Certains évêques ont innové un crédo qui s’oppose tant aux Textes sacrés qu’à la raison saine. C'est pourquoi ils pourront vainement dire le Jour de la Résurrection : (Si nous avions écouté et réfléchi, nous ne serions pas parmi les gens du Feu).[5] Ils se réfèrent tout au plus à l’Évangile de Mathieu qui est le seul à rapporter, les paroles suivantes du Christ : « Baptisez les hommes au nom du Père et du Fils et du Saint Esprit. »[6] Si Jésus est vraiment l’auteur de ces paroles, leur sens n’a rien à voir avec celui que les chrétiens lui prêtent. Le fils prend ici le sens d’élu et de bien-aimé parmi les humains. D’autres versets utilisent le même terme en parlant de Jacob ou des apôtres. Quant au Saint-Esprit, il s’agit de l’Ange Gabriel ou du « souffle » qu’Allah insuffle à Ses Prophètes en vue de les guider et de les seconder comme celui qui est descendu sur David,[7] les Apôtres, ou encore sur les « saints ». Dans ce cas, si le Fils et le Saint-Esprit étaient des Attributs, cela reviendrait à dire que Dieu se serait incarné dans certaines créatures comme Il l’aurait fait pour Jésus. En outre, la Thora proclame que les tribus d’Israël sont les enfants et les aînés de Dieu,[8] et elle dit la même chose pour David.[9] Jésus lui-même déclare au sujet des apôtres : « je monte vers mon Père qui est votre Père et mon Dieu qui est votre Dieu. »[10] Il leur a ordonné de dire également au cours de leur prière : « Notre Père qui es aux cieux. »[11] Cela signifie-t-il pour autant que les prophètes, les apôtres, les enfants d’Israël et les « saints » soient des idoles ?

Qu’ils le veuillent ou non, les chrétiens reconnaissent trois divinités. Il suffit de se représenter la trinité pour constater qu’elle est complètement aberrante sans avoir recours à aucun argument pour la réfuter tant celle-ci est contraire à la raison. Est-il la peine de prouver que « un » ne fait pas « trois » et inversement ? Les opposés ne peuvent rationnellement se réunir, c’est comme vouloir prouver qu’une chose est à la fois existante et inexistante, ce qui est impossible. S’ils s’étaient contentés de dire que Dieu avait plusieurs Attributs, la plupart des tendances musulmanes le leur auraient accordé, bien qu’il reste le problème de les restreindre à trois.
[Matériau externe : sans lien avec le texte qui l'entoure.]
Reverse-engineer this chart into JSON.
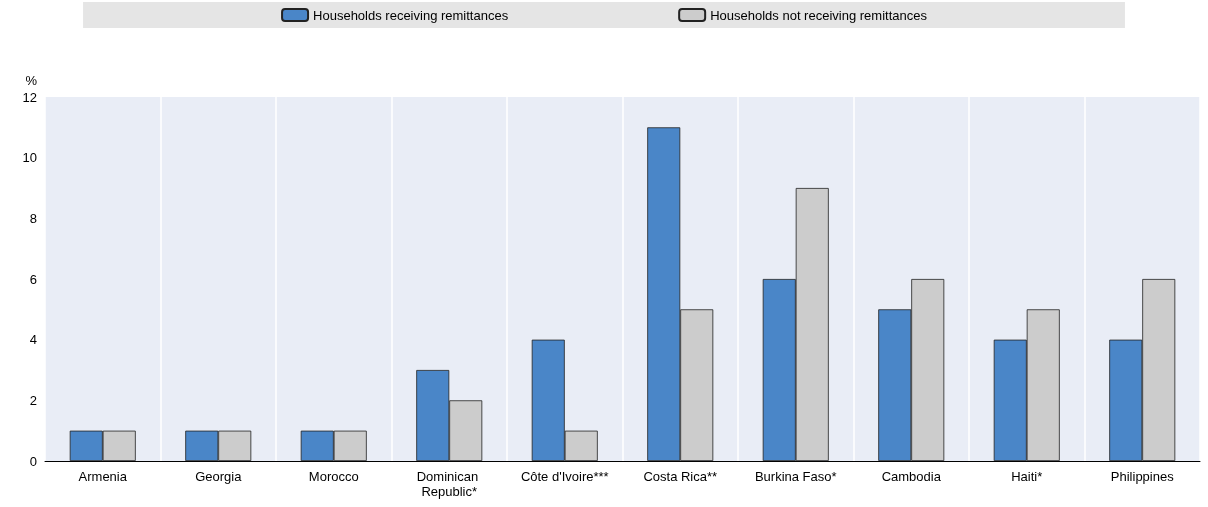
{
  "chart_data": {
    "type": "bar",
    "ylabel": "%",
    "categories": [
      "Armenia",
      "Georgia",
      "Morocco",
      "Dominican Republic*",
      "Côte d'Ivoire***",
      "Costa Rica**",
      "Burkina Faso*",
      "Cambodia",
      "Haiti*",
      "Philippines"
    ],
    "series": [
      {
        "name": "Households receiving remittances",
        "color": "#4a86c8",
        "values": [
          1,
          1,
          1,
          3,
          4,
          11,
          6,
          5,
          4,
          4
        ]
      },
      {
        "name": "Households not receiving remittances",
        "color": "#cccccc",
        "values": [
          1,
          1,
          1,
          2,
          1,
          5,
          9,
          6,
          5,
          6
        ]
      }
    ],
    "ylim": [
      0,
      12
    ],
    "yticks": [
      0,
      2,
      4,
      6,
      8,
      10,
      12
    ],
    "grid": "x",
    "legend": "top"
  }
}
Dans l’hypothèse même où la Trinité serait rationnellement possible, ils n’auraient pas le droit d’y adhérer en se référant à un Texte ambigu au dépens des multiples autres Textes qui eux sont formels au sujet de l’Unicité. En revanche, s’ils établissent la divinité de Jésus sous prétexte que certains passages de l’Évangile le surnomment dieu ou en raison des miracles dont il fut l’auteur, il n’est pas en cela différent de Moïse que la Thora désigne comme le dieu de Aaron et de Pharaon et qui fit des miracles bien plus grandioses que ceux de leur prétendu dieu.
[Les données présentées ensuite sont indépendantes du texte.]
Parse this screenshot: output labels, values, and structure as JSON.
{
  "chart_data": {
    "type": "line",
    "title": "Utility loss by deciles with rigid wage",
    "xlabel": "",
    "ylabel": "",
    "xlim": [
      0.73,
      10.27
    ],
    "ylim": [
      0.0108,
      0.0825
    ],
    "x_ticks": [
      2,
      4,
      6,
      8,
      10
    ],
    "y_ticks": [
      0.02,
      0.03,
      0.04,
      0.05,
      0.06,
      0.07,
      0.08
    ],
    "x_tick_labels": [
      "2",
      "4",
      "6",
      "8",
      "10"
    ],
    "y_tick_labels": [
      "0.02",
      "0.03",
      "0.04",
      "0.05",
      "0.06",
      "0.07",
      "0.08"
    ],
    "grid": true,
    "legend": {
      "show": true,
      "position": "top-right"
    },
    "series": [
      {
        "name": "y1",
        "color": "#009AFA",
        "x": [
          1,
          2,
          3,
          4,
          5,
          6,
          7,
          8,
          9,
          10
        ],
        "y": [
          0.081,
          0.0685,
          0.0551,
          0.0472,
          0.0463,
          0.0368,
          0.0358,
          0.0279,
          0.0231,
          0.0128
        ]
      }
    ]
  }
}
Par ailleurs, leur crédo les fait sombrer dans des difficultés imparables comme pour la question d’engendrer une chose qui provient automatiquement de deux entités distinctes. Venant d’une seule entité, il n’est pas question d’engendrement et il est encore moins pertinent d’avancer que Dieu a engendré l’un de Ses Attributs dans l’hypothèse où Jésus compterait parmi Ses Attributs, surtout en ce qui concerne les Attributs « intrinsèques » (ou essentiel) comme la Vie et le Savoir ; cela consisterait à dire par exemple qu’Il aurait engendré Son Savoir ou Sa vie ; ce qui n’a aucun sens pour toute personne sensée affiliée à n’importe quelle confession.
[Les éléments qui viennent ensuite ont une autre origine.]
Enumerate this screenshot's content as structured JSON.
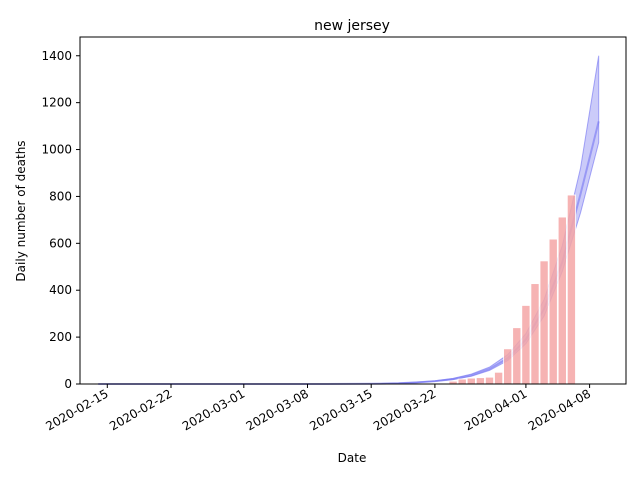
{
  "chart_data": {
    "type": "bar",
    "title": "new jersey",
    "xlabel": "Date",
    "ylabel": "Daily number of deaths",
    "ylim": [
      0,
      1480
    ],
    "xlim": [
      "2020-02-12",
      "2020-04-12"
    ],
    "y_ticks": [
      0,
      200,
      400,
      600,
      800,
      1000,
      1200,
      1400
    ],
    "x_ticks": [
      "2020-02-15",
      "2020-02-22",
      "2020-03-01",
      "2020-03-08",
      "2020-03-15",
      "2020-03-22",
      "2020-04-01",
      "2020-04-08"
    ],
    "grid": false,
    "legend": "none",
    "colors": {
      "bars": "#f4a6a6",
      "bars_edge": "#ffffff",
      "band": "#6f6ff2",
      "band_fill": "#b9b9f7",
      "axis": "#000000"
    },
    "bars": {
      "dates": [
        "2020-03-24",
        "2020-03-25",
        "2020-03-26",
        "2020-03-27",
        "2020-03-28",
        "2020-03-29",
        "2020-03-30",
        "2020-03-31",
        "2020-04-01",
        "2020-04-02",
        "2020-04-03",
        "2020-04-04",
        "2020-04-05",
        "2020-04-06"
      ],
      "values": [
        12,
        21,
        25,
        27,
        29,
        50,
        150,
        240,
        335,
        428,
        525,
        618,
        712,
        806
      ]
    },
    "projection": {
      "dates": [
        "2020-02-14",
        "2020-03-10",
        "2020-03-15",
        "2020-03-18",
        "2020-03-20",
        "2020-03-22",
        "2020-03-24",
        "2020-03-26",
        "2020-03-28",
        "2020-03-30",
        "2020-04-01",
        "2020-04-03",
        "2020-04-05",
        "2020-04-07",
        "2020-04-09"
      ],
      "lower": [
        0,
        0,
        1,
        3,
        6,
        11,
        19,
        33,
        58,
        100,
        172,
        290,
        480,
        730,
        1030
      ],
      "median": [
        0,
        0,
        1,
        3,
        7,
        12,
        21,
        37,
        64,
        110,
        190,
        320,
        520,
        810,
        1120
      ],
      "upper": [
        0,
        0,
        1,
        4,
        8,
        14,
        24,
        42,
        72,
        125,
        215,
        360,
        590,
        920,
        1400
      ]
    }
  }
}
Il serait insensé de dire par exemple que le ciel engendre ses dimensions ou sa couleur, que le soleil engendre sa chaleur, que le feu engendre sa lueur, etc. bien qu’il soit possible de dire que le soleil engendre les rayons qui reflètent sur la terre étant donné que ces derniers proviennent de deux origines différentes. Aucune langue du monde, aucune religion céleste, et aucune raison n’utilisent le terme engendrer pour désigner une chose qui résulte d’elle-même. Pour sortir de cette impasse, ils ne leur reste qu’à dire que Marie est la compagne de Dieu ; certains extrémistes l’ont d’ailleurs fait et sont même allés plus loin en lui concédant la divinité et en l’appelant « Mère de Dieu ! »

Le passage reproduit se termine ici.